Abstract
BACKGROUND: Atrial fibrillation and other cardiac arrhythmias pose a major public health burden, but prevention remains difficult. We investigated a genetic variant that we found to act like a natural lifelong cardiac sodium channel blockade.
METHODS: We studied the impact of the Finnish-enriched SCN5A missense variant (rs45620037 [T220I]) on cardiac arrhythmias, associated mortality, and ECG phenotypes in a multicohort observational study with >1 million individuals across 3 cohorts (FinnGen, UK Biobank, and Health 2000).

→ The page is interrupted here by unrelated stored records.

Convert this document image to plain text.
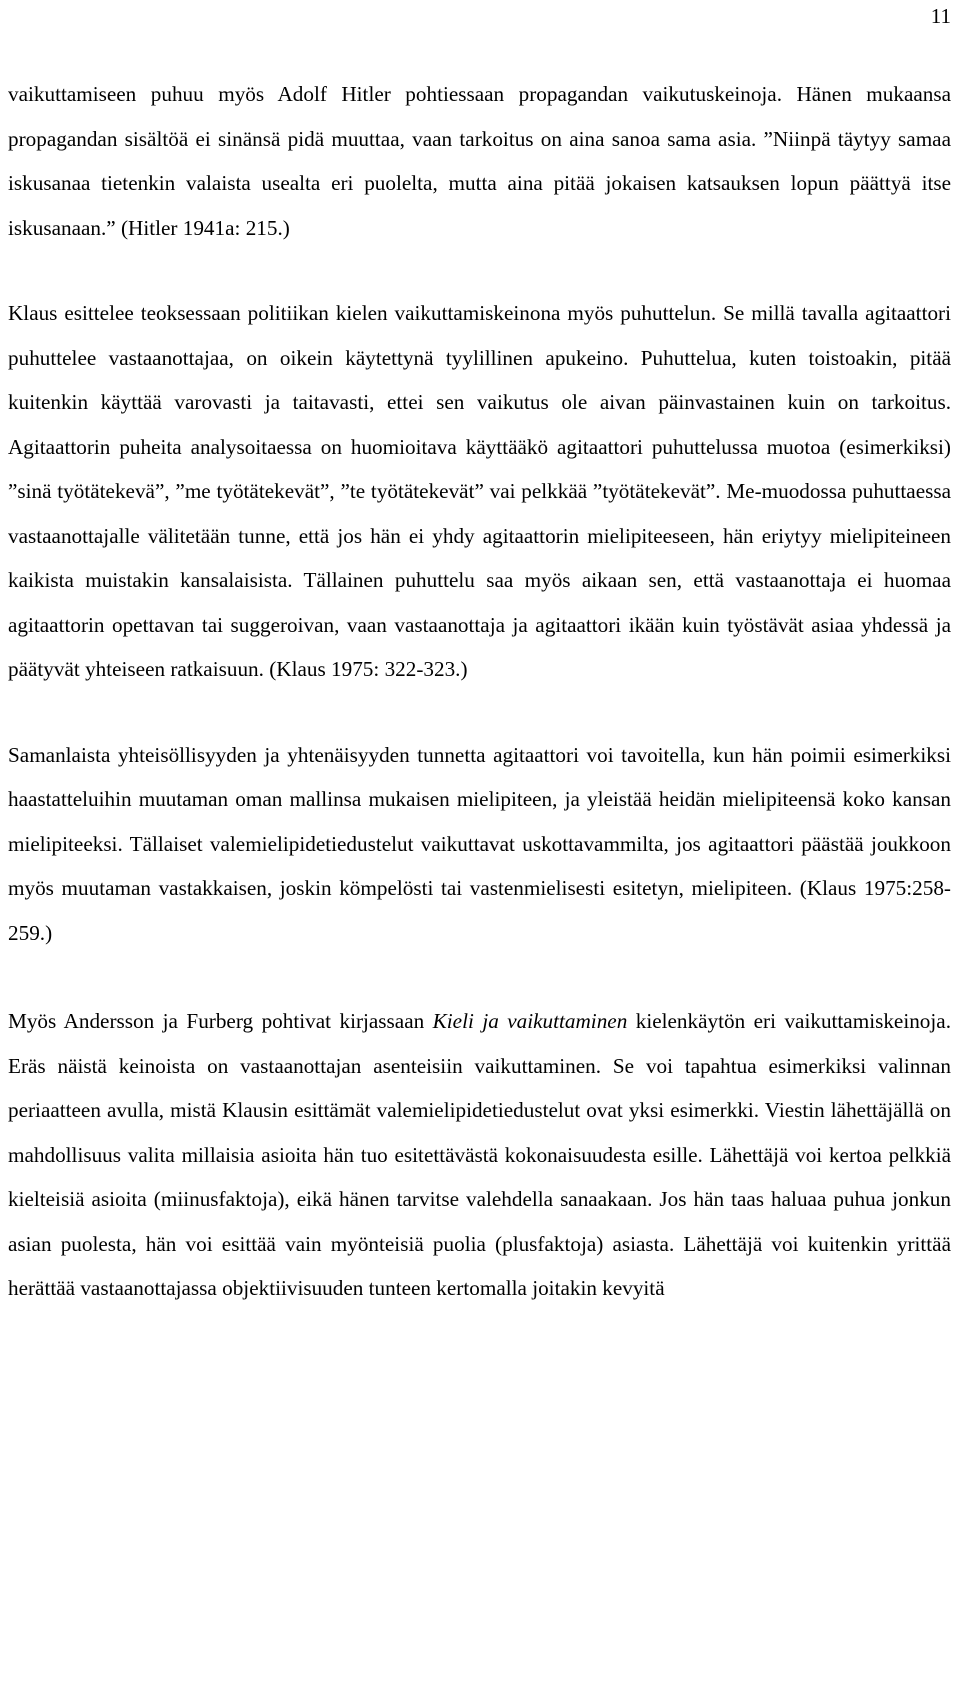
11

vaikuttamiseen puhuu myös Adolf Hitler pohtiessaan propagandan vaikutuskeinoja. Hänen mukaansa propagandan sisältöä ei sinänsä pidä muuttaa, vaan tarkoitus on aina sanoa sama asia. ”Niinpä täytyy samaa iskusanaa tietenkin valaista usealta eri puolelta, mutta aina pitää jokaisen katsauksen lopun päättyä itse iskusanaan.” (Hitler 1941a: 215.)

Klaus esittelee teoksessaan politiikan kielen vaikuttamiskeinona myös puhuttelun. Se millä tavalla agitaattori puhuttelee vastaanottajaa, on oikein käytettynä tyylillinen apukeino. Puhuttelua, kuten toistoakin, pitää kuitenkin käyttää varovasti ja taitavasti, ettei sen vaikutus ole aivan päinvastainen kuin on tarkoitus. Agitaattorin puheita analysoitaessa on huomioitava käyttääkö agitaattori puhuttelussa muotoa (esimerkiksi) ”sinä työtätekevä”, ”me työtätekevät”, ”te työtätekevät” vai pelkkää ”työtätekevät”. Me-muodossa puhuttaessa vastaanottajalle välitetään tunne, että jos hän ei yhdy agitaattorin mielipiteeseen, hän eriytyy mielipiteineen kaikista muistakin kansalaisista. Tällainen puhuttelu saa myös aikaan sen, että vastaanottaja ei huomaa agitaattorin opettavan tai suggeroivan, vaan vastaanottaja ja agitaattori ikään kuin työstävät asiaa yhdessä ja päätyvät yhteiseen ratkaisuun. (Klaus 1975: 322-323.)

Samanlaista yhteisöllisyyden ja yhtenäisyyden tunnetta agitaattori voi tavoitella, kun hän poimii esimerkiksi haastatteluihin muutaman oman mallinsa mukaisen mielipiteen, ja yleistää heidän mielipiteensä koko kansan mielipiteeksi. Tällaiset valemielipidetiedustelut vaikuttavat uskottavammilta, jos agitaattori päästää joukkoon myös muutaman vastakkaisen, joskin kömpelösti tai vastenmielisesti esitetyn, mielipiteen. (Klaus 1975:258-259.)

Myös Andersson ja Furberg pohtivat kirjassaan Kieli ja vaikuttaminen kielenkäytön eri vaikuttamiskeinoja. Eräs näistä keinoista on vastaanottajan asenteisiin vaikuttaminen. Se voi tapahtua esimerkiksi valinnan periaatteen avulla, mistä Klausin esittämät valemielipidetiedustelut ovat yksi esimerkki. Viestin lähettäjällä on mahdollisuus valita millaisia asioita hän tuo esitettävästä kokonaisuudesta esille. Lähettäjä voi kertoa pelkkiä kielteisiä asioita (miinusfaktoja), eikä hänen tarvitse valehdella sanaakaan. Jos hän taas haluaa puhua jonkun asian puolesta, hän voi esittää vain myönteisiä puolia (plusfaktoja) asiasta. Lähettäjä voi kuitenkin yrittää herättää vastaanottajassa objektiivisuuden tunteen kertomalla joitakin kevyitä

RESULTS: We identified protective effects of T220I on multiple common cardiac arrhythmias, most notably atrial fibrillation (cause-specific hazard ratio [HR], 0.56 [95% CI, 0.50-0.63]; P<0.0001), but also ventricular premature depolarization or ventricular tachycardia, as well as increasing susceptibility to conduction-slowing conditions, such as sick sinus syndrome (mostly in older age groups). Overall, T220I conveyed protection from death resulting from cardiac arrhythmia (HR, 0.65 [95% CI, 0.46-0.92]; P=0.015) without a significant effect on overall mortality risk (HR, 0.92; P=0.27). T220I heterozygosity had similar electrophysiological effects as some pharmacological sodium channel blockers, such as significantly shortening QT intervals (-7.49 ms [95% CI, -10.07 to -4.91] ms; P=0.0037; n=3188) in the Health 2000 cohort, which we replicated in the UK Biobank (n=66 616). In addition, T220I protected from (left) heart failure and dilated cardiomyopathy. After myocardial infarction, we found that T220I increased mortality risk, consistent with known sodium channel blocker effects, which, however, normalized to baseline 10 to 15 years after myocardial infarction. We found that T220I could lower a high genetic burden (ie, a high polygenic score) for atrial fibrillation to population average.
CONCLUSIONS: The SCN5A T220I variant, consistent with a previously described weak loss-of-function effect, acted like a genetic proxy for cardiac sodium channel blockade. This enabled us to gain new potentially clinically relevant insights for pharmacological sodium channel blockade, such as after myocardial infarction, which would be too risky to investigate with clinical trials. Our findings may also inspire redesign of cardiac sodium channel blockers.